Blijkens de memorie van toelichting is uit een interne ambtelijke evaluatie van de Effectenvernieuwingswet gebleken dat er geen behoefte meer bestaat aan een regeling van vervanging van beschadigde of verloren gegane effecten via een bijzondere instellling, nu van deze regeling in de Effectenvernieuwingswet in de praktijk nauwelijks meer gebruik wordt gemaakt. In dit kader verzoeken deze leden de regering aan te geven wat de toegevoegde waarde is van onderhavig wetsvoorstel. Immers, de besparingen zijn gering, terwijl een sluitende regeling wordt vervangen door een nieuwe, minder omvattende, regeling waarvan de precieze gevolgen onzeker zijn.

Kan de regering een nadere toelichting geven op de vraag waarom overheidsbemoeienis in dezen gerechtvaardigd is? Is deze vraag betrokken bij het voornemen de Stiching Effectenvernieuwingsbureau, een zelfstandig bestuursorgaan, te ontbinden om vervolgens de uitvoering van de betreffende functie onder verantwoordelijkheid van het agentschap van het Ministerie van Financiën te laten plaatsvinden?

Welke gevolgen heeft deze overheveling voor de ministeriële verantwoordelijkheid? Is overwogen deze functie onder te brengen bij de Stichting Toezicht Effectenverkeer c.q. de Nederlandsche Bank, zo vragen dezen leden.

Voorts verzoeken deze leden de regering aan te geven waarom de nieuwe regeling in tegenstelling tot de oude regeling niet voorziet in de vervanging van andere stukken dan aandelen aan toonder. De argumentatie dat bij andere stukken dan aandelen aan toonder geen sprake is van uitoefening van het stemrecht, en dat de niet-fysieke verhandeling hiervan zich nog verder zal voortzetten, kan deze leden niet geheel overtuigen. In welke mate ondervangen de algemene bepalingen van het Burgerlijk Wetboek de vervanging van andere stukken, zoals obligaties, pandbrieven en opties? Dit doet zich in het bijzonder voor in het geval dat van deze stukken geen administratie is gevoerd. Is er ten aanzien van rechthebbenden van genoemde andere stukken niet sprake van een onaanvaardbare verslechtering van hun rechtspositie?
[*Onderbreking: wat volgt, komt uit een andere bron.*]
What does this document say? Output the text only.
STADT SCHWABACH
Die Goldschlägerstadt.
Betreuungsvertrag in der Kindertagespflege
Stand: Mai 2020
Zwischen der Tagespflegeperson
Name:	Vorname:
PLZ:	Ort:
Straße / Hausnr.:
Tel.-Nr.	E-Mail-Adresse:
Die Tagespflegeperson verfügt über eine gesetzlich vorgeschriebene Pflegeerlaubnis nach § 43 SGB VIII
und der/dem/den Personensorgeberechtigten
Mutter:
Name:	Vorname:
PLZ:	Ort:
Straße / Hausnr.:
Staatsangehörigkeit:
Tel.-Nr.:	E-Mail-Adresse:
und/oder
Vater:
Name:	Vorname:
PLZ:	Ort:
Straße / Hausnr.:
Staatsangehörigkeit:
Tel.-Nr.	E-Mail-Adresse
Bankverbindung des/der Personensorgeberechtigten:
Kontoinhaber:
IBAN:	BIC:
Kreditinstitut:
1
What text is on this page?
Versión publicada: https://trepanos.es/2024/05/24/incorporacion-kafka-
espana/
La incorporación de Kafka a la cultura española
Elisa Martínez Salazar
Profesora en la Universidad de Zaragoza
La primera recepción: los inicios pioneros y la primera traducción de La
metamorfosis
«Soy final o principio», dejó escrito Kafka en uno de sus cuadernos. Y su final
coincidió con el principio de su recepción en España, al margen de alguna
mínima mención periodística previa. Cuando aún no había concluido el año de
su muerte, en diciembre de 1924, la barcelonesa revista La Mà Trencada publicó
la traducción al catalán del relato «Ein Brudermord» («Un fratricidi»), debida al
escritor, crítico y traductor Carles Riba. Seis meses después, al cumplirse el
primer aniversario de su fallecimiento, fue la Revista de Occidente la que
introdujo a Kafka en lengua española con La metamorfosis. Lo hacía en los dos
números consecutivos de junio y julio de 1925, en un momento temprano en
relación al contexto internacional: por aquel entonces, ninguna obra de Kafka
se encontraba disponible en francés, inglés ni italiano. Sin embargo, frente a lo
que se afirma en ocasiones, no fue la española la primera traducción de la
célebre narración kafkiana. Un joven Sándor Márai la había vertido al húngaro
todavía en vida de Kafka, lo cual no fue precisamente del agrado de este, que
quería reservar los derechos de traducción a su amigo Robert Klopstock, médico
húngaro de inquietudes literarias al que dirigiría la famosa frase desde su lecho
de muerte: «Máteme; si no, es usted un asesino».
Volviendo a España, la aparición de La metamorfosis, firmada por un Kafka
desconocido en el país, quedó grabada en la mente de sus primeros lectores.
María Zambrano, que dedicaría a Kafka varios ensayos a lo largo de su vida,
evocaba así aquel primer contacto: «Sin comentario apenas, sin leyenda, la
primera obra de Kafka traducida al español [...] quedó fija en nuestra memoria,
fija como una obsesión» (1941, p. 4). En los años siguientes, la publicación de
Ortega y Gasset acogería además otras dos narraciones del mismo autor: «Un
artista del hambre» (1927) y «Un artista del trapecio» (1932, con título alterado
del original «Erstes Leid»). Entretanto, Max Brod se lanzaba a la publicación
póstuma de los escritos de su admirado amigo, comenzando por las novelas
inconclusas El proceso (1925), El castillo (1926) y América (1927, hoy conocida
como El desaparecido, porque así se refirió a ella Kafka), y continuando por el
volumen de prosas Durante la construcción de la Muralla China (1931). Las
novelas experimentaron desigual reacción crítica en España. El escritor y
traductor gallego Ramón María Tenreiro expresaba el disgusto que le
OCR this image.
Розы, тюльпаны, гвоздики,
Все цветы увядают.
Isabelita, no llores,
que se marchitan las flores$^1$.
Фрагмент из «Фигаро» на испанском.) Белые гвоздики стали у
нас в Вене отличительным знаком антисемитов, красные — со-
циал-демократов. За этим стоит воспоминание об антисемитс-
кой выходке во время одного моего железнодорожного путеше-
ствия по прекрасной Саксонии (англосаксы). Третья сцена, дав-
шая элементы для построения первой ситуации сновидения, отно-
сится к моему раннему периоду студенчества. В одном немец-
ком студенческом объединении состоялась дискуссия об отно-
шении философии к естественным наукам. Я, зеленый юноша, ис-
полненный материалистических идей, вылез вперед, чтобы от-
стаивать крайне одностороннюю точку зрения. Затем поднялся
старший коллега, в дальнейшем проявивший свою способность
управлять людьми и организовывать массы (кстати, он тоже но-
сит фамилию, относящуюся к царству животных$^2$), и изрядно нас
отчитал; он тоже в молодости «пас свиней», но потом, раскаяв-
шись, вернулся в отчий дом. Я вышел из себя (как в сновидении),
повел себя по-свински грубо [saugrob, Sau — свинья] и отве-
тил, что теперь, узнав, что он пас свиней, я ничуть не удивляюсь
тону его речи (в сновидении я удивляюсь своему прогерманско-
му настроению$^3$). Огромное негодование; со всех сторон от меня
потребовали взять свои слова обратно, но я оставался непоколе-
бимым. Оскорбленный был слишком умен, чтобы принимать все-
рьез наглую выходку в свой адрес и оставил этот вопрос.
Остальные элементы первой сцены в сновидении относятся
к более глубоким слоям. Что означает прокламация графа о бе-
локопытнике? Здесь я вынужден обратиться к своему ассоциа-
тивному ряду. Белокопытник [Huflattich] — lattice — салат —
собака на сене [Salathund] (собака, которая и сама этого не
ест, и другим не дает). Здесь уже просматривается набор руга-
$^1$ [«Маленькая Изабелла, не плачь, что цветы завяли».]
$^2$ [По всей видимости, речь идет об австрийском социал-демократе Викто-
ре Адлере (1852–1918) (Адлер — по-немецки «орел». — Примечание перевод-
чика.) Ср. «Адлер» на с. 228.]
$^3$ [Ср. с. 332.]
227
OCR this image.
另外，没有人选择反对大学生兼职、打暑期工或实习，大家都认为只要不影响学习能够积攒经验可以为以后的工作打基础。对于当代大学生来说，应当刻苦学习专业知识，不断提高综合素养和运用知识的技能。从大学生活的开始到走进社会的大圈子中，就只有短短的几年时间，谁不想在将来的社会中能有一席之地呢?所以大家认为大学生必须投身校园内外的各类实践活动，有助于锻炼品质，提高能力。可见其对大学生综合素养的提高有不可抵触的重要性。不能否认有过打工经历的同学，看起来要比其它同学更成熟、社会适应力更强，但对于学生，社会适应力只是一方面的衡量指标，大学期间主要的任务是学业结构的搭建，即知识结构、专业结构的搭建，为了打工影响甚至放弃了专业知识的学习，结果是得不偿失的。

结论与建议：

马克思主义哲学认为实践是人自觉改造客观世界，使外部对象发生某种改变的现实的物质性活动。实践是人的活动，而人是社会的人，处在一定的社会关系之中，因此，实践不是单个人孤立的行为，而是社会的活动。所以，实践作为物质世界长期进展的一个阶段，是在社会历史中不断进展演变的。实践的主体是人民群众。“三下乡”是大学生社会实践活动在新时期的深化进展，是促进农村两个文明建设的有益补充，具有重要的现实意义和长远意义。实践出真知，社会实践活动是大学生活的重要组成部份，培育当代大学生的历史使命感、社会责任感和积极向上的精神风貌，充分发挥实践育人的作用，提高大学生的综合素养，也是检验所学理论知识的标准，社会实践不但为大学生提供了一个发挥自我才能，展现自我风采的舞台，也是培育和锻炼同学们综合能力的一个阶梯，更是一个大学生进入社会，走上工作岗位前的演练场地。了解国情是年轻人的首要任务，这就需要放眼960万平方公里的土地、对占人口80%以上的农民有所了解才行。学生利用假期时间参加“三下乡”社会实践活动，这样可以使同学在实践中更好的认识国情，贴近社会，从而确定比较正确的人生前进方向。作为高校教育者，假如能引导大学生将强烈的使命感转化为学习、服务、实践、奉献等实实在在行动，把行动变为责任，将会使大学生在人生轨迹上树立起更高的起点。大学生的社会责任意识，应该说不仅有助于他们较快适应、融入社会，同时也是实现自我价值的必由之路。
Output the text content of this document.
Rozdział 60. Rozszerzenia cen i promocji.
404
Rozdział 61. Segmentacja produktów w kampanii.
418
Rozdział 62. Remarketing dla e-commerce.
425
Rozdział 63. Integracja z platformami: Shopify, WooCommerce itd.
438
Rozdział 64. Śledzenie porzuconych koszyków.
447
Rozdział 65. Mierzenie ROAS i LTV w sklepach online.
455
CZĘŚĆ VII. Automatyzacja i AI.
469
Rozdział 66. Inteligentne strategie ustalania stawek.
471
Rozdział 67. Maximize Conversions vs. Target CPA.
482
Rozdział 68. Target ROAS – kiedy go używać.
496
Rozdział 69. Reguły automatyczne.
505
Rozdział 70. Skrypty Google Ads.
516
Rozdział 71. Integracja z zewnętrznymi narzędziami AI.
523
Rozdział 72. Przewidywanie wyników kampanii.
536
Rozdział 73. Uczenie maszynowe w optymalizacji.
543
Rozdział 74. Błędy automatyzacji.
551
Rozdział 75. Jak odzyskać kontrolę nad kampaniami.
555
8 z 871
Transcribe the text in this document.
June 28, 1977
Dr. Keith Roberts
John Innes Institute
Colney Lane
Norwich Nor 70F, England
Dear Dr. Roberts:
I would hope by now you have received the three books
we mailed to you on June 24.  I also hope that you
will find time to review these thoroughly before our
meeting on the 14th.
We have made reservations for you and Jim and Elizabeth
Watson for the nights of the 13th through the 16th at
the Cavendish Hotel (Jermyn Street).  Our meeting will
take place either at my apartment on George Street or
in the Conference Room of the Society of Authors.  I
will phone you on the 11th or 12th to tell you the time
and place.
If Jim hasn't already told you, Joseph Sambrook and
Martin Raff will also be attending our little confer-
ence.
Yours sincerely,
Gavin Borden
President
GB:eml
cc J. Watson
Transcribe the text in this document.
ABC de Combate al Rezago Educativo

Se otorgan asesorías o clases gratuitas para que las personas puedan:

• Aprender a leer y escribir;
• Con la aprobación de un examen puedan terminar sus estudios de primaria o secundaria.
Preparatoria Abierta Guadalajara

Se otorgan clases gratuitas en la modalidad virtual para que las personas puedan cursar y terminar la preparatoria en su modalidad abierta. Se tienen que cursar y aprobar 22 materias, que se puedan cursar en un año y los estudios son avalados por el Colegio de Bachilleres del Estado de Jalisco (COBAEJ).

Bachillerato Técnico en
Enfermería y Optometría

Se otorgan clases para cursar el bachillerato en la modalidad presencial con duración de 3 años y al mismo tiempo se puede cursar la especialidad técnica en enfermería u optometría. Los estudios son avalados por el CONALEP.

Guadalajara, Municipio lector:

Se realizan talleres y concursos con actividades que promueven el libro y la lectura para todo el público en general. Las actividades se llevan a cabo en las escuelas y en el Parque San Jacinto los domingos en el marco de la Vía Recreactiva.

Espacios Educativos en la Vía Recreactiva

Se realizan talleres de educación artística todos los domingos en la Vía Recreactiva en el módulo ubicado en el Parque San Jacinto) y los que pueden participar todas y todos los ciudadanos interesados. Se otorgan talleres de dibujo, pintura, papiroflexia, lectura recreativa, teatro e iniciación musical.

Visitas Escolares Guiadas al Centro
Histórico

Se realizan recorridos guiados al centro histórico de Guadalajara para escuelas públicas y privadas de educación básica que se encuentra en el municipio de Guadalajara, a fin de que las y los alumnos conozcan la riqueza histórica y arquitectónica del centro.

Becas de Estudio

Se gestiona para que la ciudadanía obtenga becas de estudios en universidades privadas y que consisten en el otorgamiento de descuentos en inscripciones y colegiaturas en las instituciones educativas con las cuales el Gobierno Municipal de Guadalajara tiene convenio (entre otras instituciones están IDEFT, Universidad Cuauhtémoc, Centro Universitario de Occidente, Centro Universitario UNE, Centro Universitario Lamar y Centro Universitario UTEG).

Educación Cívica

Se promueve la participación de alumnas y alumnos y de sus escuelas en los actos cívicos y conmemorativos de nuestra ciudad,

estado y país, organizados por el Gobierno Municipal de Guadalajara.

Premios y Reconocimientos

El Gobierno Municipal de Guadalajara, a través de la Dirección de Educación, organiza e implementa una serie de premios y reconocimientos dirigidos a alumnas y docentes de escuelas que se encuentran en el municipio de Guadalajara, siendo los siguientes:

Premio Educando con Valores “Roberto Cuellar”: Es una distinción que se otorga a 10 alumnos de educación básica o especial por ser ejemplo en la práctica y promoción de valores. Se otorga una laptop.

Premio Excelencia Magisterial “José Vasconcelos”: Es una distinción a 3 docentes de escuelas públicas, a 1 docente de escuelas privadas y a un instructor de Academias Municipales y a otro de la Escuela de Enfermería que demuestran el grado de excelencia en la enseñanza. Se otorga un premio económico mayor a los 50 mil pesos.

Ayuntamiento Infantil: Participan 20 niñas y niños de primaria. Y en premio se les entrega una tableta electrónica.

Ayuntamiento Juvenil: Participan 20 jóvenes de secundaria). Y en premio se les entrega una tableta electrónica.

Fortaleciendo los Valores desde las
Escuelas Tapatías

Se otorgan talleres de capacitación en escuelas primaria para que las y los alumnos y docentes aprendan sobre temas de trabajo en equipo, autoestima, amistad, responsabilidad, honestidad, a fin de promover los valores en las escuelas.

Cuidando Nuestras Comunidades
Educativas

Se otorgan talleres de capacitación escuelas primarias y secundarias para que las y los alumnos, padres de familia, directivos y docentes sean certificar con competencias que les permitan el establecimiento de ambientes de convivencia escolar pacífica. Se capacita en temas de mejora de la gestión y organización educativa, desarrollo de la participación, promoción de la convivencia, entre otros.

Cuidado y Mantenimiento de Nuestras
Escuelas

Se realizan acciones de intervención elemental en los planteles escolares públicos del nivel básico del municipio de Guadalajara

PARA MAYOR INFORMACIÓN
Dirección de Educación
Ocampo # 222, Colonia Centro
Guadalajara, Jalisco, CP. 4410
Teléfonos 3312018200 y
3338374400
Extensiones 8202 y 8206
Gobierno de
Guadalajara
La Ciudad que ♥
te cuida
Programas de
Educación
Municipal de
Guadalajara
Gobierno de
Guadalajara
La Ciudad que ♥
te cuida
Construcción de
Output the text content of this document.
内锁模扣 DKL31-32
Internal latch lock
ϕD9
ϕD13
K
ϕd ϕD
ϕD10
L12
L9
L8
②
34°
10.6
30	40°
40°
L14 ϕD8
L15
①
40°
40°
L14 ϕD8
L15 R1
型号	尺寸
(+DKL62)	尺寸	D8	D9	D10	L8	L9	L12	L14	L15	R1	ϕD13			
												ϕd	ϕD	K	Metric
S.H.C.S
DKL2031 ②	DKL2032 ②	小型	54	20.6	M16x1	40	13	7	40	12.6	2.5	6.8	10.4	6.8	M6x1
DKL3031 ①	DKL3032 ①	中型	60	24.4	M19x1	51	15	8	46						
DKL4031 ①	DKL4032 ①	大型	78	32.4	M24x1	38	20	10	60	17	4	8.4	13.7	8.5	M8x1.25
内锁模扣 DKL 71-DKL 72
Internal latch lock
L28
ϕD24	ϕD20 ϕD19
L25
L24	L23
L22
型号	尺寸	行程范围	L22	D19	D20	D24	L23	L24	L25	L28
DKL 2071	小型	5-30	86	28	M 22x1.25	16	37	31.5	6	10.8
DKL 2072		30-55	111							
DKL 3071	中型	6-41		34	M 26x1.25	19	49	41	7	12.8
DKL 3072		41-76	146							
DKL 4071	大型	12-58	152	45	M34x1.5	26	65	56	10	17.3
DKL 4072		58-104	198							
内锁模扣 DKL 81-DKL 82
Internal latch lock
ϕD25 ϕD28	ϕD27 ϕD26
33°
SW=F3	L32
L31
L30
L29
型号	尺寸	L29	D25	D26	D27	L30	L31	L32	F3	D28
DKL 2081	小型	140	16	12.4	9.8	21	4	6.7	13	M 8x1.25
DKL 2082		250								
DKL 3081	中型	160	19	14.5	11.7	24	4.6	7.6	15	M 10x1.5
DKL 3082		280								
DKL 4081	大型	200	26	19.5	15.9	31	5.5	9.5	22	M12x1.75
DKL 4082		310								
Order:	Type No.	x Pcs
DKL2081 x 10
Verder zetten de leden van de PvdA-fractie een vraagteken bij de voorgestelde overgangsregeling. Deze geldt slechts voor voor de inwerkingtreding van de onderhavige wet bij het Effectenvernieuwingsbureau lopende aanvragen. Lijkt het de regering niet beter om, met name in het kader van de rechtszekerheid, ook buiten deze lopende aanvragen om, een overgangsregeling in het leven te roepen?

Vervolgens wordt door de regering gesteld dat de Stichting Effectenvernieuwingsbureau pas zal worden opgeheven nadat alle aanvragen tot vervanging van effecten daadwerkelijk zijn afgehandeld. Een termijn wordt echter niet genoemd. Deze leden zouden graag willen weten hoe lang de afhandeling van lopende aanvragen zal gaan duren. Kan de regering hier duidelijkheid over geven? Deze leden kunnen zich niet aan de indruk onttrekken, dat gezien het gestelde in het wetsvoorstel en de toelichting hierop, de Stichting Effectenvernieuwingsbureau nog voor een onbepaalde periode zal voortbestaan, terwijl de Effectenvernieuwingswet dan al ingetrokken zou zijn. Zien deze leden dit juist? Hoeveel aanvragen zijn overigens momenteel in behandeling bij dit bureau?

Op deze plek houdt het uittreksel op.